Never Rake, Mulch Leaves Instead
Looking for an easier way to deal with fallen leaves on your lawn than, spending countless back-breaking hours raking, bagging, and sending them to the landfill? Mulch them! Not only is it extremely affordable, but it is also a convenient way to recycle those leaves and help your lawn and garden in the process.
Leaf mulching is the process of shredding leaves to make them easier to biodegrade and return nutrients to your plants. We talked about the many benefits of organic matter here and mulching those fall leaves is a great source of organic matter.
Leaves are a fabulous source of minerals and on average contain about twice the nutrients of manure once properly broken down. Fifty to 80 percent of the nutrients a tree absorbs go into its leaves, so mulching is a good way to recycle those back into the soil. Mulching leaves reduces the need for fertilizer and can keep your lawn warm in the winter and cooler in the summer. A study by the Crop and Soil Sciences Department of Michigan State University also found a nearly 100% decrease in dandelions and crabgrass after a few years of leaf mulch being applied to a lawn.
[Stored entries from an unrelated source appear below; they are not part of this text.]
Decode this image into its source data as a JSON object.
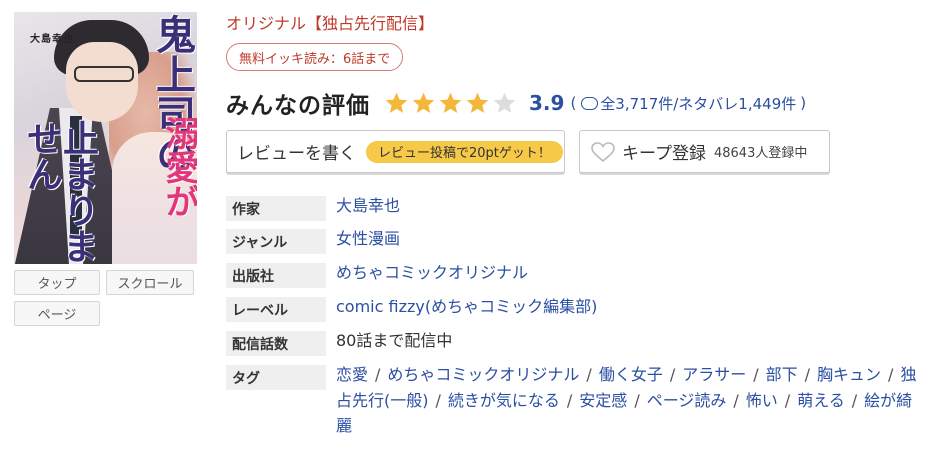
{
  "cover": {
    "author_text": "大島幸也",
    "title_line1": "鬼上司の",
    "title_line2": "溺愛が",
    "title_line3": "止まりません",
    "title_ga": "が"
  },
  "viewer_buttons": {
    "tap": "タップ",
    "scroll": "スクロール",
    "page": "ページ"
  },
  "header": {
    "label": "オリジナル【独占先行配信】",
    "free_badge": "無料イッキ読み：6話まで"
  },
  "rating": {
    "title": "みんなの評価",
    "stars_filled": 4,
    "stars_total": 5,
    "score": "3.9",
    "counts_open": "(",
    "counts_text": "全3,717件/ネタバレ1,449件",
    "counts_close": ")",
    "star_color": "#f4b73a",
    "star_empty_color": "#dddddd"
  },
  "actions": {
    "review_label": "レビューを書く",
    "review_badge": "レビュー投稿で20ptゲット！",
    "keep_label": "キープ登録",
    "keep_count": "48643人登録中"
  },
  "info": {
    "author_label": "作家",
    "author_value": "大島幸也",
    "genre_label": "ジャンル",
    "genre_value": "女性漫画",
    "publisher_label": "出版社",
    "publisher_value": "めちゃコミックオリジナル",
    "label_label": "レーベル",
    "label_value": "comic fizzy(めちゃコミック編集部)",
    "episodes_label": "配信話数",
    "episodes_value": "80話まで配信中",
    "tags_label": "タグ",
    "tags": [
      "恋愛",
      "めちゃコミックオリジナル",
      "働く女子",
      "アラサー",
      "部下",
      "胸キュン",
      "独占先行(一般)",
      "続きが気になる",
      "安定感",
      "ページ読み",
      "怖い",
      "萌える",
      "絵が綺麗"
    ]
  },
  "colors": {
    "link": "#2b4fa3",
    "accent_red": "#c0392b",
    "badge_yellow": "#f7c948"
  }
}
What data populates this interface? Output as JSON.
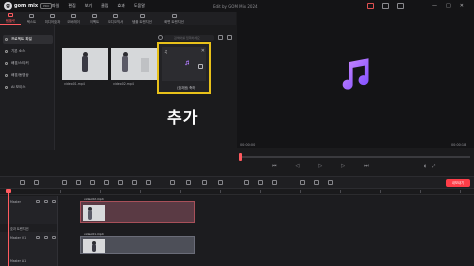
{
  "app": {
    "logo_text": "gom mix",
    "logo_badge": "PRO",
    "window_title": "Edit by GOM Mix 2024",
    "menu": [
      "파일",
      "편집",
      "보기",
      "클립",
      "효과",
      "도움말"
    ]
  },
  "tabs": [
    {
      "label": "템플릿",
      "active": true
    },
    {
      "label": "텍스트",
      "active": false
    },
    {
      "label": "미디어효과",
      "active": false
    },
    {
      "label": "오버레이",
      "active": false
    },
    {
      "label": "이펙트",
      "active": false
    },
    {
      "label": "오디오믹서",
      "active": false
    },
    {
      "label": "템플 트랜지션",
      "active": false
    },
    {
      "label": "화면 트랜지션",
      "active": false
    }
  ],
  "sidebar": {
    "items": [
      {
        "label": "프로젝트 파일",
        "active": true
      },
      {
        "label": "기본 소스",
        "active": false
      },
      {
        "label": "배경/스티커",
        "active": false
      },
      {
        "label": "배경/동영상",
        "active": false
      },
      {
        "label": "AI 보이스",
        "active": false
      }
    ]
  },
  "media": {
    "search_placeholder": "검색어를 입력하세요",
    "items": [
      {
        "name": "video01.mp4"
      },
      {
        "name": "video02.mp4"
      }
    ],
    "audio_card": {
      "name": "(효과음) 축하"
    }
  },
  "overlay_label": "추가",
  "player": {
    "time_current": "00:00:00",
    "time_total": "00:00:18"
  },
  "timeline": {
    "export_label": "내보내기",
    "tracks": [
      {
        "name": "Master",
        "clip": "video02.mp4"
      },
      {
        "name": "효과 트랜지션"
      },
      {
        "name": "Master V1",
        "clip": "video01.mp4"
      },
      {
        "name": "Master A1"
      }
    ]
  },
  "colors": {
    "accent": "#ff5a5f",
    "highlight": "#e8c11a",
    "note_gradient_start": "#c77dff",
    "note_gradient_end": "#7b4cff"
  }
}
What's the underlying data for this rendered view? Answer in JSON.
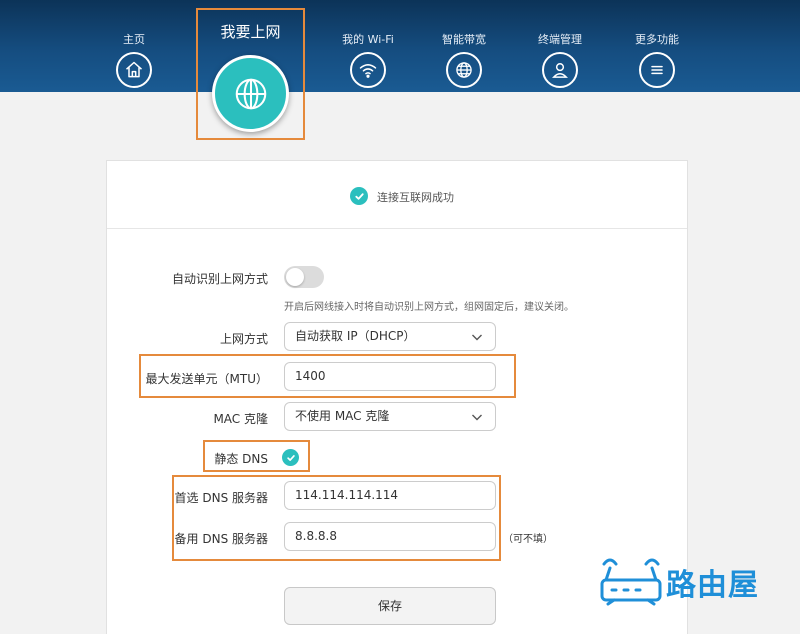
{
  "nav": {
    "items": [
      {
        "label": "主页",
        "icon": "home-icon"
      },
      {
        "label": "我的 Wi-Fi",
        "icon": "wifi-icon"
      },
      {
        "label": "智能带宽",
        "icon": "bandwidth-globe-icon"
      },
      {
        "label": "终端管理",
        "icon": "user-icon"
      },
      {
        "label": "更多功能",
        "icon": "menu-icon"
      }
    ],
    "active": {
      "label": "我要上网",
      "icon": "globe-icon"
    }
  },
  "status": {
    "text": "连接互联网成功",
    "icon": "check-icon"
  },
  "form": {
    "auto_detect": {
      "label": "自动识别上网方式",
      "enabled": false,
      "hint": "开启后网线接入时将自动识别上网方式，组网固定后，建议关闭。"
    },
    "connection_type": {
      "label": "上网方式",
      "value": "自动获取 IP（DHCP）"
    },
    "mtu": {
      "label": "最大发送单元（MTU）",
      "value": "1400"
    },
    "mac_clone": {
      "label": "MAC 克隆",
      "value": "不使用 MAC 克隆"
    },
    "static_dns": {
      "label": "静态 DNS",
      "checked": true
    },
    "primary_dns": {
      "label": "首选 DNS 服务器",
      "value": "114.114.114.114"
    },
    "secondary_dns": {
      "label": "备用 DNS 服务器",
      "value": "8.8.8.8",
      "note": "（可不填）"
    },
    "save_label": "保存"
  },
  "watermark": {
    "text": "路由屋"
  },
  "colors": {
    "nav_bg": "#154d80",
    "accent": "#2bbfbe",
    "highlight": "#e58a3c",
    "logo": "#1f8fd8"
  }
}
A leaf broken up into five or ten pieces is better than a solid leaf not only because it gives more surface area for microbes to break down but also because it makes water and air easier to get in. This prevents your lawn from being smothered over the winter. A pile of leaves that has been shredded and mulched also takes up much less space than that same pile would if you simply raked it up.
Mow Those Leaves
You don’t even need any fancy tools to make leaf mulch. There are specific leaf shredding lawn tools available, but running your lawn mower over the leaf layer a few times works as well. Rotary mowers or a mulch attachment can make this easier, as can having another person around to help push your pile back into place each time you pass over it.
Are All Leaves Safe to Mulch?
Many kinds of leaves are safe to be used as mulch, especially maple, birch, ash, and fruit tree leaves. There is a misconception that oak leaves are not safe for mulch or composting because they are stiffer leaves but they can break down the same as any other type of leaf. Pine needles also are relatively safe and don’t increase the acidity of soil. Walnut, eucalyptus, and camphor laurel leaves, however, are not as safe for your lawn because they can release harmful chemicals.
Spring or Fall?
The best time to mulch leaves is in the fall or winter, rather than in the spring. This gives the worms and microorganisms in the soil all winter to break down the leaves so that they are ready to benefit your lawn and garden in the spring.
One last thing: it might not be a bad idea to add a slow-release nitrogen fertilizer with the leaf mulch. Leaf mulch is wonderfully rich in carbon and is a good balance to nitrogen, but your lawn could be running low on the latter over the colder months.